Laws of Animality

Appendix 3. (1930).

Even among the ancients, I have not found a clear, constant explanation of the distinction between subjective and extrasubjective phenomena. Frequently they used a word expressing an extrasubjective phenomenon where they should have indicated the corresponding subjective phenomenon. We have an example in Galen. In his search for a definition of animal nature, he called it a spirit endowed with warmth (*). It is clear that the word indicates only an extrasubjective characteristic, just as in English the word 'warm', applied to warm air or a warm body, means that which produces warmth in the sensory of a being capable of such a feeling; it does not mean the feeling itself of warmth. At times the ancients must have been aware of the double meaning; indeed they were aware of it because everybody knows that some warm bodies are endowed with the faculty of feeling.

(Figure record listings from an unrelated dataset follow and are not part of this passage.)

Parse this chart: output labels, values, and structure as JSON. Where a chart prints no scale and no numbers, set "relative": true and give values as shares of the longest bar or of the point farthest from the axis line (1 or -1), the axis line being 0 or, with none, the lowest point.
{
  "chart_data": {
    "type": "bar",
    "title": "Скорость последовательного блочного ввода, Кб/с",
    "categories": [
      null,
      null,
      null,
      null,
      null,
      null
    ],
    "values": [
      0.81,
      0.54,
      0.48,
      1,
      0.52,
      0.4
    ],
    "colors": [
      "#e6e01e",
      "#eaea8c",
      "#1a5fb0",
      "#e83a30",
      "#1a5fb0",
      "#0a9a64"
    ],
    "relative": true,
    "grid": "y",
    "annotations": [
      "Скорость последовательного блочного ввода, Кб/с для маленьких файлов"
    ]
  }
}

In solving the problem, they could not abandon the principle that warmth is the seat of life and feeling because its discovery was so convenient. They had recourse therefore to the following tiny distinction: no one can doubt that warmth is that which gives life and feeling, but this warmth is not elementary warmth, which is also found in inanimate bodies. Thus, without any difficulty, they invented two kinds of warmth. But if this so-called 'elementary warmth' is not that felt by all human beings, what is the new warmth, the principle of life? It has to be something different from warmth, and we certainly know nothing about it (vox, vox praetereaque nihil [it is a sound, simply a sound and nothing more]).

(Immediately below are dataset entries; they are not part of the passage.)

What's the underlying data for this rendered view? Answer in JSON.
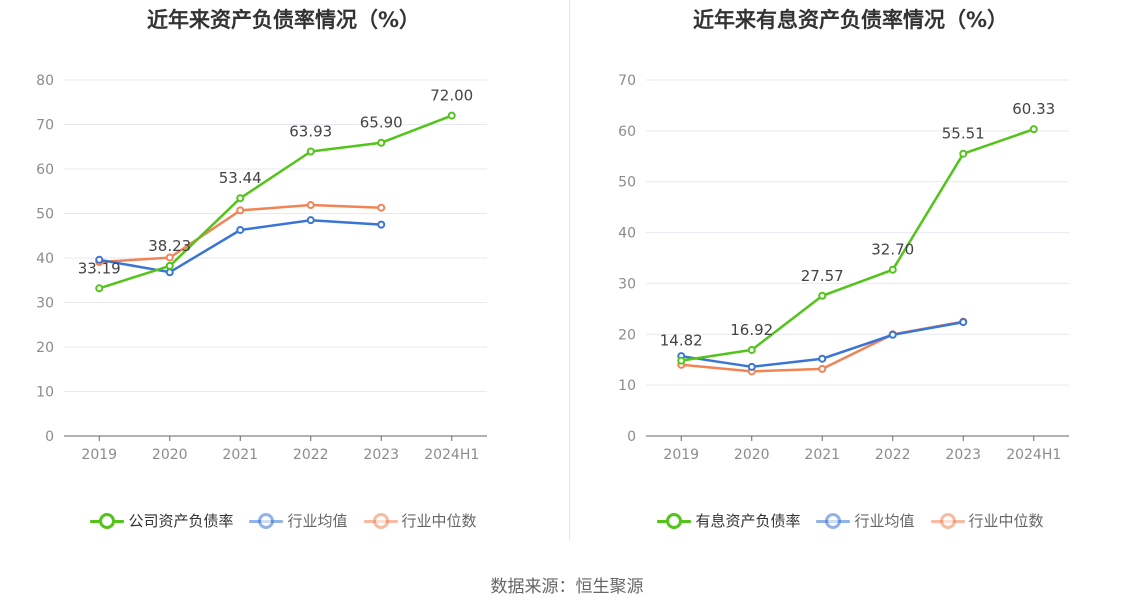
{
  "source_text": "数据来源：恒生聚源",
  "chart_data": [
    {
      "type": "line",
      "title": "近年来资产负债率情况（%）",
      "categories": [
        "2019",
        "2020",
        "2021",
        "2022",
        "2023",
        "2024H1"
      ],
      "ylim": [
        0,
        80
      ],
      "yticks": [
        0,
        10,
        20,
        30,
        40,
        50,
        60,
        70,
        80
      ],
      "grid": true,
      "legend_position": "bottom",
      "series": [
        {
          "name": "公司资产负债率",
          "color": "#52c41a",
          "values": [
            33.19,
            38.23,
            53.44,
            63.93,
            65.9,
            72.0
          ],
          "labels": [
            "33.19",
            "38.23",
            "53.44",
            "63.93",
            "65.90",
            "72.00"
          ]
        },
        {
          "name": "行业均值",
          "color": "#3a75d6",
          "values": [
            39.6,
            36.8,
            46.3,
            48.5,
            47.5,
            null
          ]
        },
        {
          "name": "行业中位数",
          "color": "#f08456",
          "values": [
            39.1,
            40.1,
            50.7,
            51.9,
            51.3,
            null
          ]
        }
      ]
    },
    {
      "type": "line",
      "title": "近年来有息资产负债率情况（%）",
      "categories": [
        "2019",
        "2020",
        "2021",
        "2022",
        "2023",
        "2024H1"
      ],
      "ylim": [
        0,
        70
      ],
      "yticks": [
        0,
        10,
        20,
        30,
        40,
        50,
        60,
        70
      ],
      "grid": true,
      "legend_position": "bottom",
      "series": [
        {
          "name": "有息资产负债率",
          "color": "#52c41a",
          "values": [
            14.82,
            16.92,
            27.57,
            32.7,
            55.51,
            60.33
          ],
          "labels": [
            "14.82",
            "16.92",
            "27.57",
            "32.70",
            "55.51",
            "60.33"
          ]
        },
        {
          "name": "行业均值",
          "color": "#3a75d6",
          "values": [
            15.7,
            13.6,
            15.2,
            19.9,
            22.4,
            null
          ]
        },
        {
          "name": "行业中位数",
          "color": "#f08456",
          "values": [
            14.0,
            12.7,
            13.2,
            20.0,
            22.5,
            null
          ]
        }
      ]
    }
  ]
}
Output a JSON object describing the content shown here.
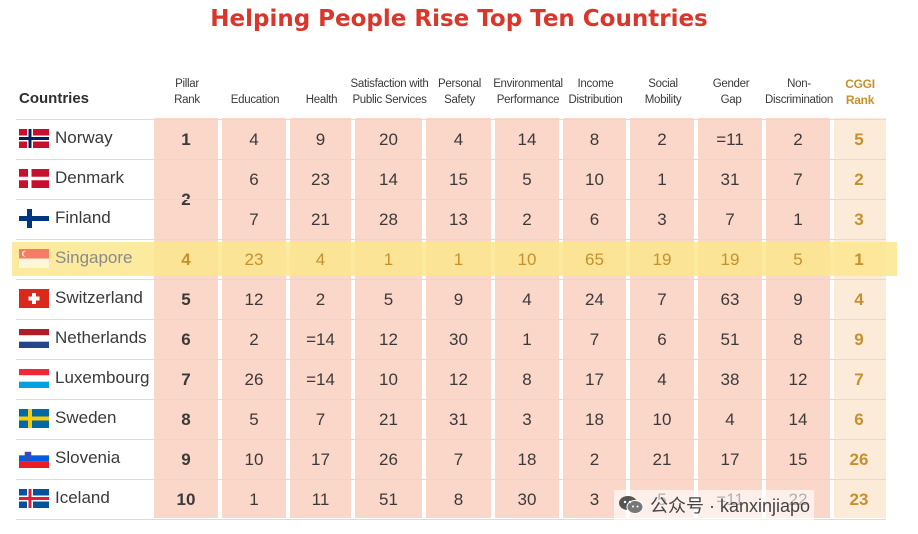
{
  "chart_data": {
    "type": "table",
    "title": "Helping People Rise Top Ten Countries",
    "row_header": "Countries",
    "columns": [
      {
        "key": "pillar",
        "label": [
          "Pillar",
          "Rank"
        ]
      },
      {
        "key": "education",
        "label": [
          "Education"
        ]
      },
      {
        "key": "health",
        "label": [
          "Health"
        ]
      },
      {
        "key": "satisfaction",
        "label": [
          "Satisfaction with",
          "Public Services"
        ]
      },
      {
        "key": "safety",
        "label": [
          "Personal",
          "Safety"
        ]
      },
      {
        "key": "environment",
        "label": [
          "Environmental",
          "Performance"
        ]
      },
      {
        "key": "income",
        "label": [
          "Income",
          "Distribution"
        ]
      },
      {
        "key": "mobility",
        "label": [
          "Social",
          "Mobility"
        ]
      },
      {
        "key": "gender",
        "label": [
          "Gender",
          "Gap"
        ]
      },
      {
        "key": "nondisc",
        "label": [
          "Non-",
          "Discrimination"
        ]
      },
      {
        "key": "cggi",
        "label": [
          "CGGI",
          "Rank"
        ]
      }
    ],
    "highlight_row": "Singapore",
    "rows": [
      {
        "country": "Norway",
        "flag": "norway",
        "values": [
          "1",
          "4",
          "9",
          "20",
          "4",
          "14",
          "8",
          "2",
          "=11",
          "2",
          "5"
        ]
      },
      {
        "country": "Denmark",
        "flag": "denmark",
        "values": [
          "2",
          "6",
          "23",
          "14",
          "15",
          "5",
          "10",
          "1",
          "31",
          "7",
          "2"
        ]
      },
      {
        "country": "Finland",
        "flag": "finland",
        "values": [
          "",
          "7",
          "21",
          "28",
          "13",
          "2",
          "6",
          "3",
          "7",
          "1",
          "3"
        ]
      },
      {
        "country": "Singapore",
        "flag": "singapore",
        "values": [
          "4",
          "23",
          "4",
          "1",
          "1",
          "10",
          "65",
          "19",
          "19",
          "5",
          "1"
        ]
      },
      {
        "country": "Switzerland",
        "flag": "switzerland",
        "values": [
          "5",
          "12",
          "2",
          "5",
          "9",
          "4",
          "24",
          "7",
          "63",
          "9",
          "4"
        ]
      },
      {
        "country": "Netherlands",
        "flag": "netherlands",
        "values": [
          "6",
          "2",
          "=14",
          "12",
          "30",
          "1",
          "7",
          "6",
          "51",
          "8",
          "9"
        ]
      },
      {
        "country": "Luxembourg",
        "flag": "luxembourg",
        "values": [
          "7",
          "26",
          "=14",
          "10",
          "12",
          "8",
          "17",
          "4",
          "38",
          "12",
          "7"
        ]
      },
      {
        "country": "Sweden",
        "flag": "sweden",
        "values": [
          "8",
          "5",
          "7",
          "21",
          "31",
          "3",
          "18",
          "10",
          "4",
          "14",
          "6"
        ]
      },
      {
        "country": "Slovenia",
        "flag": "slovenia",
        "values": [
          "9",
          "10",
          "17",
          "26",
          "7",
          "18",
          "2",
          "21",
          "17",
          "15",
          "26"
        ]
      },
      {
        "country": "Iceland",
        "flag": "iceland",
        "values": [
          "10",
          "1",
          "11",
          "51",
          "8",
          "30",
          "3",
          "5",
          "=11",
          "22",
          "23"
        ]
      }
    ],
    "colors": {
      "title": "#d9372b",
      "cell_fill": "#fbd7c9",
      "highlight": "#fbe68e",
      "cggi": "#c8902c"
    }
  },
  "watermark": {
    "text": "公众号 · kanxinjiapo",
    "icon": "wechat-icon"
  }
}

This example of error and scientific illusion, which human beings invent for themselves, can also be seen in Fernel's work, which I have already quoted, De naturali parti medicinae. In Book 4, c. 1, he states as certain that what gives life and feeling is warmth: 'It is a generally accepted opinion that everything that lives does so because of the warmth within it. With the help of this warmth, the living entity takes in and breaks down food with which it is nourished and sustained. The entity grows and, as living, is AFFECTED AND MOVED BY FEELING. The more perfect these actions, the greater the power of the warmth, and the richer the substance we can mentally conceive.' Caught in this opinion, he racks his brains trying to show that this warmth cannot be a common, elementary warmth, but something more sublime: 'It is above the nature of the elements'! We have therefore warmth which is not warmth!